Monday the 3rd
I love serving others, ya know? Making people happy is so nice. Customers, fellow employees, my boss, the company. I am at their disposal!
Even my family. Gotta make sure I provide. Some may describe it as my love language, I suppose. I just have to make sure others are supplied with a positive attitude, a smile, and a warm nature so that they feel special. Hell, I would slit my wrists if a customer asked me to! Without question! Because I am here for them. I live for them. I believe that anyone who walks into my company's building is of the utmost importance. Even if I were to have other things going on in my life, (which I never do and that's okay!) I would drop it all for them. Because they are most worthy. And, to be quite honest, it makes me feel worthy, too!
I love that feeling; like I actually matter in some way. It is a great feeling.
Tuesday the 4th
I'll have you know, I am the top-performing agent at my company. I produce results and serve my company more than anyone else, and for that, I am extremely proud. In fact, my company has now finally deemed me deserving of a whole vacation day. It is this Thursday. I finally feel excited about something. It's too bad my partner won't have the day off. That's okay though because then I get to be the one to pick up my kids from school and give them to the nanny. We're gonna have such a great car ride. One my kids will hopefully never forget. Real bonding time, real one-on-one time with me.
Friday the 7th
Spending time with my kids was absolutely not worth it. The little shits got me demoted. I should have known, what an absolute idiot I am. The vacation was just a test. If I really loved the company, I would have stayed on Thursday despite my reward. I would have been promoted. My absolute dream- shattered. How could I be so stupid, so selfish?
My boss called me out in front of the whole office.
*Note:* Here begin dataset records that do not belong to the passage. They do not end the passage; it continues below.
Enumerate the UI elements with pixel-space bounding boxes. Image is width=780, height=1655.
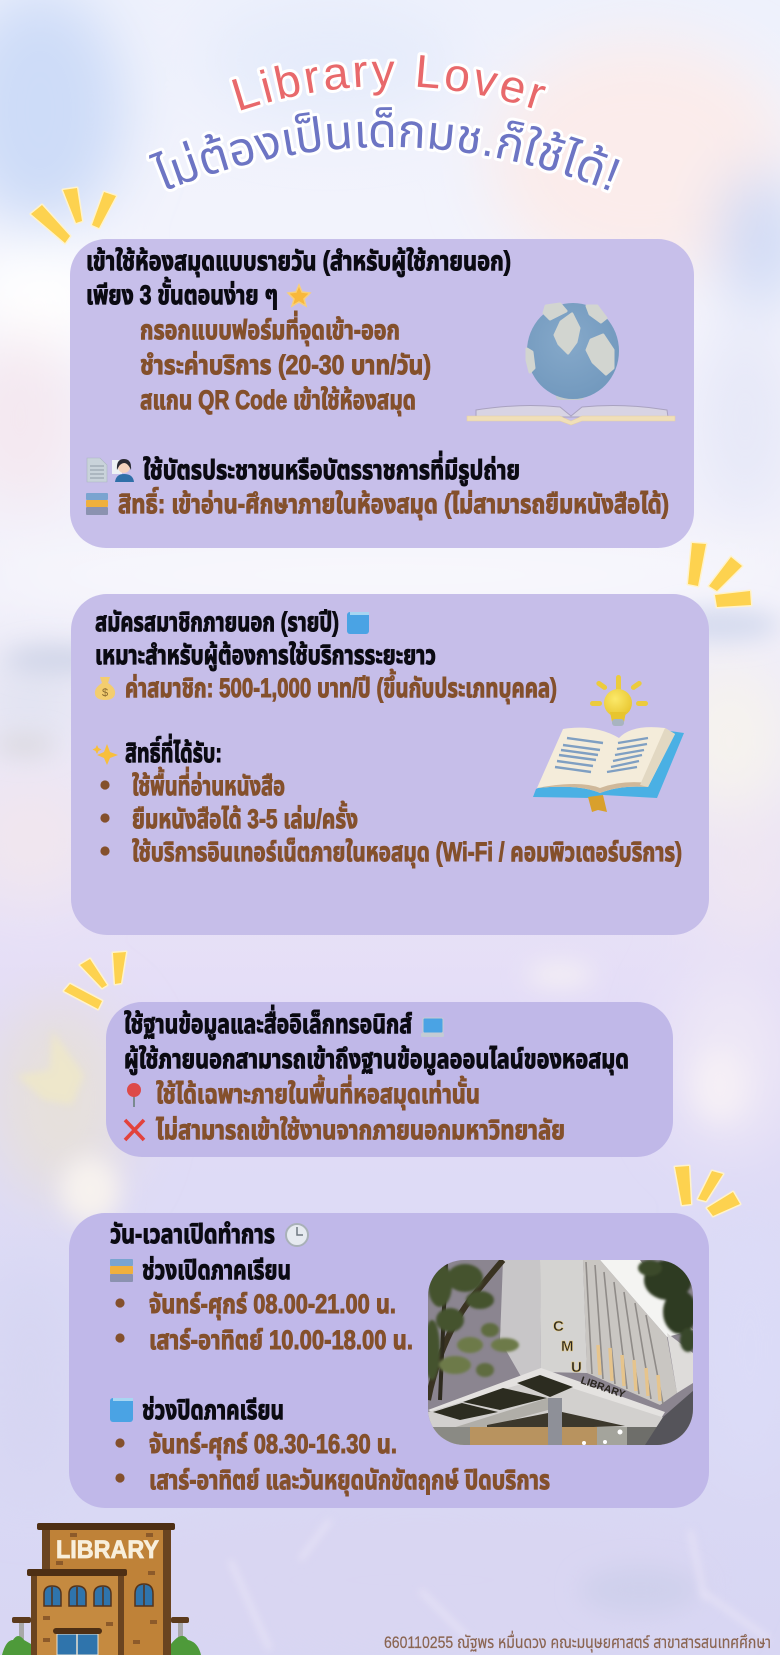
icon: red cross — [125, 1120, 144, 1140]
rights list: ใช้พื้นที่อ่านหนังสือ — [132, 767, 285, 801]
step 2: ชำระค่าบริการ (20-30 บาท/วัน) — [140, 350, 431, 380]
icon: blue book — [110, 1398, 133, 1422]
panel: annual membership — [71, 594, 709, 935]
icon: stack of books — [86, 493, 108, 515]
heading: daily access: เข้าใช้ห้องสมุดแบบรายวัน (สำหรับผู้ใช้ภายนอก) — [86, 246, 511, 277]
panel: electronic databases — [106, 1002, 673, 1157]
icon: money bag — [95, 677, 115, 700]
title line 1: Library Lover — [229, 52, 549, 114]
icon: blue book — [347, 612, 369, 634]
subheading: three steps: เพียง 3 ขั้นตอนง่าย ๆ — [86, 277, 278, 310]
illustration: brick library building — [2, 1523, 201, 1655]
sign: LIBRARY lettering: LIBRARY — [579, 1374, 627, 1401]
icon: clock — [286, 1224, 308, 1246]
rights: สิทธิ์: เข้าอ่าน-ศึกษาภายในห้องสมุด (ไม่สามารถยืมหนังสือได้) — [118, 487, 669, 520]
icon: money bag: $ — [102, 687, 108, 699]
rights list: ยืมหนังสือได้ 3-5 เล่ม/ครั้ง — [132, 801, 358, 834]
icon: sparkles — [92, 744, 118, 765]
title line 2: ไม่ต้องเป็นเด็กมช.ก็ใช้ได้! — [146, 104, 622, 194]
icon: glowing star — [288, 285, 310, 306]
ID requirement: ใช้บัตรประชาชนหรือบัตรราชการที่มีรูปถ่าย — [143, 451, 520, 486]
icon: laptop — [421, 1018, 444, 1037]
heading: hours: วัน-เวลาเปิดทำการ — [110, 1219, 275, 1249]
off-campus restriction: ไม่สามารถเข้าใช้งานจากภายนอกมหาวิทยาลัย — [156, 1115, 565, 1145]
break heading: ช่วงปิดภาคเรียน — [142, 1395, 284, 1425]
sunburst accent: hours panel — [675, 1166, 740, 1216]
step 1: กรอกแบบฟอร์มที่จุดเข้า-ออก — [140, 311, 400, 346]
break hours: เสาร์-อาทิตย์ และวันหยุดนักขัตฤกษ์ ปิดบริการ — [149, 1465, 550, 1496]
sunburst accent: top left — [31, 188, 116, 243]
term time hours: เสาร์-อาทิตย์ 10.00-18.00 น. — [149, 1325, 413, 1355]
panel: daily access — [70, 239, 694, 548]
on-site only: ใช้ได้เฉพาะภายในพื้นที่หอสมุดเท่านั้น — [156, 1075, 480, 1110]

The scene was shameful. He questioned my dedication to my work and the company. He said I was too selfish, too focused on my own life, and my own wants, that I don't think enough of others. He made an example of me. He's so right too. Dammit, what am I worth now? Huh? What am I worth now? All I've ever known is my work; it is my passion, I swear it. I just- I just don't know what happened. I hate myself! I hate myself! How could I be so stupid? What do I do now?
Saturday the 8th
Coming into the office was so embarrassing today. No one wants to be associated with me. I don't blame them. They just have to look after themselves. I would do the same in their position. I am so ashamed. I took my happiness insurance interval to beg my boss to keep me. He said he would consider it and I am so grateful.
After the debacle yesterday, I will do anything to keep my job and my position. I would fuck my boss, too. He's made passes at me, you know. I flirt, of course. I mean, I have to; I want to. I would never instigate anything of course... What if I've read it all wrong? I have to be absolutely sure it is what he wants. I would do anything for him to keep my position.
Tuesday the 11th
I haven't had time to write lately. I've been working so hard, I am so proud of myself. As a bonus, I have lost three pounds, too. And in only 6 days! What an amazing feat. I would consider myself for a magazine, once I fix these bags under my eyes. I just hope my boss still finds me attractive. He stroked my cheek the other day and ensured that I would be back where I was if I just put in a little more effort. So, I have been dressing to the nines, I have been doing immaculate makeup, my hair is absolutely flawless and I wear heels and short skirts more now. It makes me excited to go to work now.
I loved my job already but now I feel like I have even more of a purpose; to strive to be the absolute best and get an even better position than before.
Friday the 14th
I did it. I got my position back. My boss has treated me with such grace and kindness. Even when he was fucking me, he would stroke my back so softly before he slapped my ass so hard it would leave a mark. Man, that hurt a lot. It's okay, though. I eventually got used to it. I won't say I liked it, in particular. Though it did feel sort of good. It did satiate a certain hunger. I feel the need to recount everything in detail. Sort of a way to process everything. I hope no one finds this... but at the same time, I do.
My boss was a real gentleman about it all. He approached me as it was a little past time to leave the office for home, say around 9 pm? Everyone was gone, anyway, bar the two of us. He complimented my outfit and makeup and it made me feel so special. As he was complimenting me, he stroked my ass, very softly, with the back of his hand. He looked me in the eyes and demanded I kiss him. I'll admit, it made me extremely horny.